Jual Pertashop demi hentikan kerugian
Selain upaya tadi, Pertamina juga menawarkan sejumlah skema solusi seperti kerja sama dengan beberapa BUMN seperti PT Pos Indonesia, Bank BRI, sampai PT Pupuk Indonesia. Nantinya, Pertashop bisa melakukan diversifikasi dengan menawarkan produk dan jasa dari sejumlah BUMN tersebut di gerainya.
Tapi solusi tersebut juga memerlukan modal. Di mana menurut Satya, tidak semua pelaku usaha Pertashop memiliki modal besar.

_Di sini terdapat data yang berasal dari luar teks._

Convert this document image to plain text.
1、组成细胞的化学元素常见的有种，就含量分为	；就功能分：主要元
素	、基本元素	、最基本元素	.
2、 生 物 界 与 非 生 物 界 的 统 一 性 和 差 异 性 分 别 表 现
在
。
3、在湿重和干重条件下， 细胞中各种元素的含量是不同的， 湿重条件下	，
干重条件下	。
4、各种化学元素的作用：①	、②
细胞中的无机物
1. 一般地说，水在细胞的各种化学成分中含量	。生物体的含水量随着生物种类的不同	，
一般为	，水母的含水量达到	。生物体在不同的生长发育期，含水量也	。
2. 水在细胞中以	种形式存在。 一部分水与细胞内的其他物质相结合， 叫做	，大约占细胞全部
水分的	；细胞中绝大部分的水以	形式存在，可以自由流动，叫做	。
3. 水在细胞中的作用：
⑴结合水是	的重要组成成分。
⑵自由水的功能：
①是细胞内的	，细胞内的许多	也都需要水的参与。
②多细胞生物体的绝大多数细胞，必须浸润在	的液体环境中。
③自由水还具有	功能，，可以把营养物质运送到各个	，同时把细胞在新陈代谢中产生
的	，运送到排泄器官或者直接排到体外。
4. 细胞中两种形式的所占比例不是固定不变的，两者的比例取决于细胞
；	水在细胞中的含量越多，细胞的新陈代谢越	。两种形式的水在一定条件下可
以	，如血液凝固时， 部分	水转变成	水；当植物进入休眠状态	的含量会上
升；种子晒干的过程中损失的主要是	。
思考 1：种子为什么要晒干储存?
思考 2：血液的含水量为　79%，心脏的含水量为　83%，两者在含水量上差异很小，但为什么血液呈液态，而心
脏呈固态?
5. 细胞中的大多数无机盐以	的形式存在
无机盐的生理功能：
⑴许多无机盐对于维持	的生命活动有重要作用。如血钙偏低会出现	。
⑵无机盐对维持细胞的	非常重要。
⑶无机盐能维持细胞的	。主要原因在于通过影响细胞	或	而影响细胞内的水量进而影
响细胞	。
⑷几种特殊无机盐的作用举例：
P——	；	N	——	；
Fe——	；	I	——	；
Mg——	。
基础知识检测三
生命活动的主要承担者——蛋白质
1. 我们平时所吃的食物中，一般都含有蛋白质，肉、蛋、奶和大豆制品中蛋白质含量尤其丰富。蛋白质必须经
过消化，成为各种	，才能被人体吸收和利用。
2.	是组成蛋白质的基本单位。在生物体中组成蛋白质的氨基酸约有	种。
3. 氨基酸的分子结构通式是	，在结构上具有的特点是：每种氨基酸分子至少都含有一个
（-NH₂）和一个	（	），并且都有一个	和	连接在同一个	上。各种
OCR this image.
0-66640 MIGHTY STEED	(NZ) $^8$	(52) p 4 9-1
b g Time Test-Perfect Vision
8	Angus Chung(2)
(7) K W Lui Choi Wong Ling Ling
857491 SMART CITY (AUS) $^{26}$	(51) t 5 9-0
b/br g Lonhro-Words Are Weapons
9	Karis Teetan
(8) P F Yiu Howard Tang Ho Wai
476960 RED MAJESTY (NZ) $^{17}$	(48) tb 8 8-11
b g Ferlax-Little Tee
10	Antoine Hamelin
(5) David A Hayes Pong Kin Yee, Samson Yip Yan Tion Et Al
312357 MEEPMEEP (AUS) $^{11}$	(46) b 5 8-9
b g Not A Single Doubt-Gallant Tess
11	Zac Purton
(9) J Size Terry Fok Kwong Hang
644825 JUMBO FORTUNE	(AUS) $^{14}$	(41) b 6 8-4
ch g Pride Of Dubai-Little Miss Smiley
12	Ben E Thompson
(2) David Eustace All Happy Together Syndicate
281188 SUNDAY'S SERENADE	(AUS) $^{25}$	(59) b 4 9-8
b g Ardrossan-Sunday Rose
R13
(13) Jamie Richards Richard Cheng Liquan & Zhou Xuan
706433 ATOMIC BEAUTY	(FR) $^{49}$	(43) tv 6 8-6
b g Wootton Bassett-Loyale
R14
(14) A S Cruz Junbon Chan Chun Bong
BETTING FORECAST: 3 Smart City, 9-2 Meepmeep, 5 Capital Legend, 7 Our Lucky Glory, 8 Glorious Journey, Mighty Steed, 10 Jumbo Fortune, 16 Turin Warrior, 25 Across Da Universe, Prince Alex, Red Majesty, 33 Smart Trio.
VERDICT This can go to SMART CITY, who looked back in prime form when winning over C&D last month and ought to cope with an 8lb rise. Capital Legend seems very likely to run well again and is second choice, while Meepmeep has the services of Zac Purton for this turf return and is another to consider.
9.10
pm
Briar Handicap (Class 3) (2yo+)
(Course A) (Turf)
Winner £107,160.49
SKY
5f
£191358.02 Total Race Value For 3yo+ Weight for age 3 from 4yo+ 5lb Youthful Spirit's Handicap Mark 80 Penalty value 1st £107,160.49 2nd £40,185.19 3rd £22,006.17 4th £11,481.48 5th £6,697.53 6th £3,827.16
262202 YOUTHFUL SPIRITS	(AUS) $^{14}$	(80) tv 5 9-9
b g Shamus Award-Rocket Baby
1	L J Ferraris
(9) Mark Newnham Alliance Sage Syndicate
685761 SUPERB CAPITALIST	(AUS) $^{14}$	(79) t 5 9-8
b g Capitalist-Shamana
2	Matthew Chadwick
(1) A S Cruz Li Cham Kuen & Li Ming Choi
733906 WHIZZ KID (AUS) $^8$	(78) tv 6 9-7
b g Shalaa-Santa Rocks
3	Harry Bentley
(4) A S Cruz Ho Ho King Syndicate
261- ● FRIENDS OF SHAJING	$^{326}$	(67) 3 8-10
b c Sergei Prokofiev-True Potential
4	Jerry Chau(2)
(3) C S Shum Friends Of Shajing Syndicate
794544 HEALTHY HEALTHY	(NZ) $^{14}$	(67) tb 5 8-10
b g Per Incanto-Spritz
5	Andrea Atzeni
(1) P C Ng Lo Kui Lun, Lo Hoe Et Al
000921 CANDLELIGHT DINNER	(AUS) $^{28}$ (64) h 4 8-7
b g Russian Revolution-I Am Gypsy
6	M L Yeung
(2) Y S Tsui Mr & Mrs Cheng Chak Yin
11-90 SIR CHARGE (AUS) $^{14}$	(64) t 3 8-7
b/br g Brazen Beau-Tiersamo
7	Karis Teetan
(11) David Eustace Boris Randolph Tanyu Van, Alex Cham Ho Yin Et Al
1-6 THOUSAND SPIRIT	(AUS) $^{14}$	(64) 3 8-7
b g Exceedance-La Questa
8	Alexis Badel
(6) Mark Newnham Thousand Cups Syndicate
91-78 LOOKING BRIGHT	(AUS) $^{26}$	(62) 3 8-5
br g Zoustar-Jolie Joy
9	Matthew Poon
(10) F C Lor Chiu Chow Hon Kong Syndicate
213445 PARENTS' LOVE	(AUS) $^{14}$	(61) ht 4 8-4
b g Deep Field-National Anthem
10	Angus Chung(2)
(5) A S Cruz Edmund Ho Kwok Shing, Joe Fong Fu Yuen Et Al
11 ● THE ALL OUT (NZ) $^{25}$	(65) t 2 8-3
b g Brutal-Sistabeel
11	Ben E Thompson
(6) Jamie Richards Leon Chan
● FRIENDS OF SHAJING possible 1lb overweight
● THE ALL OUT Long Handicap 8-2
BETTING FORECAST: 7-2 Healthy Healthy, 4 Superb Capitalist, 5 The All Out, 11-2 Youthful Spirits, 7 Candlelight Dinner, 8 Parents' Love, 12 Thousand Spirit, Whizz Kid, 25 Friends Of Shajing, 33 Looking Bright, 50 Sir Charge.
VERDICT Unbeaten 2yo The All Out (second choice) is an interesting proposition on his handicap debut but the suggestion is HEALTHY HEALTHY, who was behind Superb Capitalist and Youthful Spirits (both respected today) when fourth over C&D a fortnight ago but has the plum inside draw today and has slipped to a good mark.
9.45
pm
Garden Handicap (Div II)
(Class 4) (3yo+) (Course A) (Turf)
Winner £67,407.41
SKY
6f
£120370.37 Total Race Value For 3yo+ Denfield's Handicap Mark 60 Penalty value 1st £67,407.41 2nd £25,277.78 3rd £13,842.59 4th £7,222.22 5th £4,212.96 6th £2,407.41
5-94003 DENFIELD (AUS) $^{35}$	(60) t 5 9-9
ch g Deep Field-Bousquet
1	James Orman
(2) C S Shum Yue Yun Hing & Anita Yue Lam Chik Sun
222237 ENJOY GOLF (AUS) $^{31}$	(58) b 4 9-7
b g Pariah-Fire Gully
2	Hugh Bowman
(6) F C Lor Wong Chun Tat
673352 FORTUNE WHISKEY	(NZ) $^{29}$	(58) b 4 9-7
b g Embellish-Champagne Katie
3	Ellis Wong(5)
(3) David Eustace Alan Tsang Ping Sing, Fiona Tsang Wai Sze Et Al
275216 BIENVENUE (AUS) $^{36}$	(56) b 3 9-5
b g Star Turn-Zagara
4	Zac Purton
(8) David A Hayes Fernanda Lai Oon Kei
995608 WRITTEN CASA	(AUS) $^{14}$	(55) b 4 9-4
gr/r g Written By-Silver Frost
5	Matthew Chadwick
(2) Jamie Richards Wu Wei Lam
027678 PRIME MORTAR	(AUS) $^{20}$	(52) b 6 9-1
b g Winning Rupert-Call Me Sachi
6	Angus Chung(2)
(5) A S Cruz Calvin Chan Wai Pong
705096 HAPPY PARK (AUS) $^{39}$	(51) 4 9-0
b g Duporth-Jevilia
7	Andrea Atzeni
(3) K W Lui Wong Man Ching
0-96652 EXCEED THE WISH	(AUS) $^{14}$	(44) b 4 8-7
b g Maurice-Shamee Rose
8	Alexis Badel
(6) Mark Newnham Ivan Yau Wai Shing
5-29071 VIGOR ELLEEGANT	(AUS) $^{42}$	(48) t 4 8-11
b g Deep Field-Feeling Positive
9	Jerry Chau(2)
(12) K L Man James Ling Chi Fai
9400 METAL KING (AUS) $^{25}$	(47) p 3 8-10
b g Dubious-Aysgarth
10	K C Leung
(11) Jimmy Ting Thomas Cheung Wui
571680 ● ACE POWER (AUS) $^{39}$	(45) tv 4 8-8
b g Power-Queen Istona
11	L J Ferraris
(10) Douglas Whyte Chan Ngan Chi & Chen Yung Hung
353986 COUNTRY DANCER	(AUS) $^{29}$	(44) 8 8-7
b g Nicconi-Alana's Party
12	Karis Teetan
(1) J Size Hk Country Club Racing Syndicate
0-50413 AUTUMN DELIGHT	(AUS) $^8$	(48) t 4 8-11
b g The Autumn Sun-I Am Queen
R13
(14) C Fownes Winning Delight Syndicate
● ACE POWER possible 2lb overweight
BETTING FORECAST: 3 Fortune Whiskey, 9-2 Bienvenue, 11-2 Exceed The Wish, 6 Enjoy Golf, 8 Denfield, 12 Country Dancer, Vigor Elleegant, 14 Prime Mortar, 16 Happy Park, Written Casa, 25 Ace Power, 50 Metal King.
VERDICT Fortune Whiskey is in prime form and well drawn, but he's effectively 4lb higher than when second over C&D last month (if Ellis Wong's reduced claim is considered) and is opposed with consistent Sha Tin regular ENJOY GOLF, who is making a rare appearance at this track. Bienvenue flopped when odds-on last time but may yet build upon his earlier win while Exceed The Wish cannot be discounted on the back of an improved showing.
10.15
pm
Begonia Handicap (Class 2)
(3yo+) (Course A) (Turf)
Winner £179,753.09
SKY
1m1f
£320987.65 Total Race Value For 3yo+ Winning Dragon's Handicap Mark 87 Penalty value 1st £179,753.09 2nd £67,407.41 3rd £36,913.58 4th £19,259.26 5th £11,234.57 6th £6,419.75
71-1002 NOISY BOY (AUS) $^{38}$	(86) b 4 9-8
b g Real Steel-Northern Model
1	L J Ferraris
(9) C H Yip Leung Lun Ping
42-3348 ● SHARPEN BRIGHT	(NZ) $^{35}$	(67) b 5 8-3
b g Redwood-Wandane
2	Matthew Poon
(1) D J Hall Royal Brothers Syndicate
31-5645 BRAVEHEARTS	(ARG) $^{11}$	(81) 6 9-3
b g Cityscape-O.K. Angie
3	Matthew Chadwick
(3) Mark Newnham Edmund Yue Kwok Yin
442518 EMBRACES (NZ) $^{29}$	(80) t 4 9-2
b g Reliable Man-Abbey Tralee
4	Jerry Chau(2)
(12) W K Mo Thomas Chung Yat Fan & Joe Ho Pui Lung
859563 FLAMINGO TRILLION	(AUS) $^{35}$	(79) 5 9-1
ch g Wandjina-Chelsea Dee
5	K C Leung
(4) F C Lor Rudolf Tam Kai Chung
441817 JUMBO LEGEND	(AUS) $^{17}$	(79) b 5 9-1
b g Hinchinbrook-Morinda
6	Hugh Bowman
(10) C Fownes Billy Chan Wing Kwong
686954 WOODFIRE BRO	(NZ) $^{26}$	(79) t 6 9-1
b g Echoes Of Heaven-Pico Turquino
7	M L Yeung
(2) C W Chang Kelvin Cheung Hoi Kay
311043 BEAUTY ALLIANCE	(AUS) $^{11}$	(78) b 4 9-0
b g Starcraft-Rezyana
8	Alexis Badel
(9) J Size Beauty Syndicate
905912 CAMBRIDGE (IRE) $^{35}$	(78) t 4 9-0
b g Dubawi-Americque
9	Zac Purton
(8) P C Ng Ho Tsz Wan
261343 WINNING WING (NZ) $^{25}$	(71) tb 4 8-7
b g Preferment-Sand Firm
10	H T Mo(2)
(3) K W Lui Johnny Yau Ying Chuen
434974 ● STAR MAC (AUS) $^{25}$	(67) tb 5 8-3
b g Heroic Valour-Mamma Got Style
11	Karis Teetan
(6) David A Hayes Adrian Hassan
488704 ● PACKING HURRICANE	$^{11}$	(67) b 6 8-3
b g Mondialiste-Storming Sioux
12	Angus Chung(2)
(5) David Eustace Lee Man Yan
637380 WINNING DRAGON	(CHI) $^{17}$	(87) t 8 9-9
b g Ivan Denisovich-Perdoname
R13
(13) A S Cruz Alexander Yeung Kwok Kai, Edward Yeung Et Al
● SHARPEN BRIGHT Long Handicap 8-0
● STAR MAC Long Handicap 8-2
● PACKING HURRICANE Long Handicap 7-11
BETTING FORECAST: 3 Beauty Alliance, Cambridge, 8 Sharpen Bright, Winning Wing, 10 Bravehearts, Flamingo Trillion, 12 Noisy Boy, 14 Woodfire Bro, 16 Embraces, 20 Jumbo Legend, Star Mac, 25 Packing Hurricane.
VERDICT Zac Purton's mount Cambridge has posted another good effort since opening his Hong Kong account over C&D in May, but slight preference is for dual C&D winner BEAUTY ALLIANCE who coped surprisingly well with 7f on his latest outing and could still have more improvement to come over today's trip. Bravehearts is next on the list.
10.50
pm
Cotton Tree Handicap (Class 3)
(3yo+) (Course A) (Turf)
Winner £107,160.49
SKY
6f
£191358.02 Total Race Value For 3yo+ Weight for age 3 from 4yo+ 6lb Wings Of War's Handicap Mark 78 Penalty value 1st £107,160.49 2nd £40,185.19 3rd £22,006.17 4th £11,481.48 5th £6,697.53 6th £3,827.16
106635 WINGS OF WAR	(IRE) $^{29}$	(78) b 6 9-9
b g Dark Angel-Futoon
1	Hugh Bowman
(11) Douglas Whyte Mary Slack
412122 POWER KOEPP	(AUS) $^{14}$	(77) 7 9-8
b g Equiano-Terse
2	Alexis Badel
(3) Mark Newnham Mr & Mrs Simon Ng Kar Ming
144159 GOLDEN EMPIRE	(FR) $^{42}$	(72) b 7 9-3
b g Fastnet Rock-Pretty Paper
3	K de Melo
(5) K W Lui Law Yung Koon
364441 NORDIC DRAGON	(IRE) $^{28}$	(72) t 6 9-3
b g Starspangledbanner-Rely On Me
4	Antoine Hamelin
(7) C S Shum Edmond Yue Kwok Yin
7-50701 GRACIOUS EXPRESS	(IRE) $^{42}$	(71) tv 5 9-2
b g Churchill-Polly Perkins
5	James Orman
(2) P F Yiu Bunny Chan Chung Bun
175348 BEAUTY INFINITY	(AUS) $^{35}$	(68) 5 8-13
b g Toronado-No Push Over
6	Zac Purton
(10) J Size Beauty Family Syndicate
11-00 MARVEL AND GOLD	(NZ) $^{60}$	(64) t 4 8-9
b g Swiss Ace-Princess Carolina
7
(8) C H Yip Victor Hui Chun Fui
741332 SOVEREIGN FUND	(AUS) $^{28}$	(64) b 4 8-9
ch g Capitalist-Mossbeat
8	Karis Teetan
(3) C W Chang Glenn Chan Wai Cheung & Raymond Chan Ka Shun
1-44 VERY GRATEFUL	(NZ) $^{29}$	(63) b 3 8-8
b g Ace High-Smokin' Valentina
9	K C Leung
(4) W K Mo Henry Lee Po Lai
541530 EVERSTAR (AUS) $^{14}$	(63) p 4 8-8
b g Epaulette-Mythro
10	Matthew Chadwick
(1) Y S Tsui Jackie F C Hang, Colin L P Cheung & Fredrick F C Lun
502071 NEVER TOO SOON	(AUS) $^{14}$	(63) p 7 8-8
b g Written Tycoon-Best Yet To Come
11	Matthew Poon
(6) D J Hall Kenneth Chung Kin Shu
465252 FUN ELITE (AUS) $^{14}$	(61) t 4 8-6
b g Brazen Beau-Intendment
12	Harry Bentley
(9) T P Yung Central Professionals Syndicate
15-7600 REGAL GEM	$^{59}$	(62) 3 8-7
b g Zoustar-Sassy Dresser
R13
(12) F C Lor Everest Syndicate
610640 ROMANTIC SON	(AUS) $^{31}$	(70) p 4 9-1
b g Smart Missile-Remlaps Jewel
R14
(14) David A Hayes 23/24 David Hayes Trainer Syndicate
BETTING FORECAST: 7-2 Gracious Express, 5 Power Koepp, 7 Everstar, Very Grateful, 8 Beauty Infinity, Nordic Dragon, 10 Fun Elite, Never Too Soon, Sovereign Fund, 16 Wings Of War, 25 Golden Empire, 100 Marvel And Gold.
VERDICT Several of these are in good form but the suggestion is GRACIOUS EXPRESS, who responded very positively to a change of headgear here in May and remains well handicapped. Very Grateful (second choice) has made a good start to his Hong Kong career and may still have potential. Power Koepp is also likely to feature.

“Ini memang alternatif yang coba ditawarkan. Tapi kita jualan utamanya kan bensin. Jangan sampai solusinya melompat,” paparnya.
“Selain itu, banyak di antara mitra yang tidak punya modal. Banyak yang buka usaha dengan modal Kredit Usaha Rakyat (KUR) juga,” sambungnya.
Ia mencontohkan, salah satu rekannya di Semanu, Gunungkidul yang mengajukan pinjaman sebesar Rp400 juta lewat skema KUR. Namun saat ini, usaha Pertashop milik rekannya tersebut sepi. Padahal, nominal cicilan per bulan mencapai Rp8 juta.
“Sekarang, rencananya dia mau menjual Pertashopnya itu karena hitung-hitungannya sudah tidak jadi. Banyak yang modal dari KUR akhirnya pusing bahkan jatuh sakit,” curhatnya.
Harapan ke depan
Satya melihat sudah banyak orang yang benar-benar menaruh modal dan harapan besar lewat usaha Pertashop. Ia harap ada langkah konkrit untuk mengurai permasalahan ini.
Pertashop berangkat dengan semangat pemerataan distribusi BBM ke desa-desa sekaligus mendorong pemberdayaan UMKM lokal. Saat awal diluncurkan, terdapat slogan One Village One Outlet untuk menggencarkan pertumbuhan Pertashop. Menteri BUMN, Erick Thohir bahkan punya target untuk menghadirkan 10 ribu Pertashop di seluruh Indonesia.
“Tapi realitanya, demografi desa, termasuk desa tempat saya mendirikan Pertashop didominasi petani, buruh kasar, serabutan, yg daya belinya ya berat untuk Pertamax dengan harga terkini,” ujar Satya.
Ia berharap agar kehadiran Pertashop benar-benar menjadi kemudahan bagi masyarakat sekaligus pelaku usaha. Masyarakat bisa dekat dengan BBM yang sesuai daya beli mereka dan pengusaha dapat menggerakkan roda UMKM.
“Kalau nggak bisa ngakali disparitas harga ya boleh jual yang subsidi. Boleh, bukan konversi sepenuhnya. Utamanya tetap Pertamax,” pungkasnya.